Nous vivons une époque d’intimidations de toutes sortes, d’imprécations fulminantes et de menaces au nom de lectures étriquées du sacré. Cette brutalité et cette violence larvée ont pour but de tuer la liberté d’expression et a posteriori l’idée même de débat démocratique.
Les islamistes (presque) toutes tendances confondues sont passés experts dans ces formes d’intimidation qui consistent à brandir des lignes rouges et engager des procès d’intention à tous ceux qui leur sont différents.
Ce faisant, ils font mine d’oublier qu’ils mettent un frein à la liberté des autres et faussent toute forme de dialogue constructif et de débat démocratique et équitable.
Car si le courage consiste à parfois exprimer ce que la société n’est pas encore prête à entendre, la liberté de le faire et d’exprimer audace et innovation ne peut faire l’objet de campagnes induisant des menaces et des promesses d’autodafés.
C’est vrai, objectivement, il doit y avoir des limites morales à la liberté d’expression. Mais ces limites ne sont-elles pas l’incitation à la violence ou la menace de violences pour que l’autre se taise et que sa pensée, ses idées, ne puissent être exprimées.

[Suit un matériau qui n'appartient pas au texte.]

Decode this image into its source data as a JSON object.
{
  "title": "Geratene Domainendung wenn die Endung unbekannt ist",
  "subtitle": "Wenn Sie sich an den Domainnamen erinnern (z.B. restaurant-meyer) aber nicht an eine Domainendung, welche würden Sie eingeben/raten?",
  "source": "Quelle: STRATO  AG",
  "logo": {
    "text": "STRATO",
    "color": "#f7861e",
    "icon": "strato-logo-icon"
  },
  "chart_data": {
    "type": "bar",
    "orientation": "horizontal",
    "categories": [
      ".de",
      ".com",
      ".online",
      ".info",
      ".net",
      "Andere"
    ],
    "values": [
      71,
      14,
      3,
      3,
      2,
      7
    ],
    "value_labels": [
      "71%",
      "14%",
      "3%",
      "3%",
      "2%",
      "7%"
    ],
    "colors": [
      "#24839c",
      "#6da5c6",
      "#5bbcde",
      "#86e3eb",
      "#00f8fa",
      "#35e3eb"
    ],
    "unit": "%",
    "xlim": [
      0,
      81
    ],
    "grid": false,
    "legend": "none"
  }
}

Ces intimidations sont une atteinte grave à la liberté d’expression. D’ailleurs, ceux qui les profèrent se placent en dehors de toute forme de débat démocratique. Et de manière récurrente, ceux qui brandissent systématiquement ce type d’intimidations en invoquant blasphème, sacrilège et atteinte au sacré sont justement les secteurs islamistes de l’opinion qui, ce faisant, refusent le débat démocratique et la confrontation des idées pour le progrès de toute la société.
Notre liberté d’expression est inaliénable et tous les arguments – en général fallacieux – en faveur de sa suppression doivent être rejetés.
Ce qui, par contre, doit être systématiquement rejeté, c’est bien l’incitation à la violence et les intimidations qui ne peuvent avoir droit de cité dans une société policée, libre et responsable.
Aux islamistes d’Ennahdha qui prétendaient hier être capables d’absorber le radicalisme des ultras de leur camp, de méditer ces réflexions et agir en conséquence. A eux de nous prouver, dans la pratique, que la duplicité ne saurait être un mode de gouvernement ni une tactique responsable. A eux aussi d’accepter les conséquences de notre vécu commun dans une société libre.
C’est à ce prix que les potentiels assassins de nos libertés se désigneront comme les ennemis et les parias de notre projet démocratique.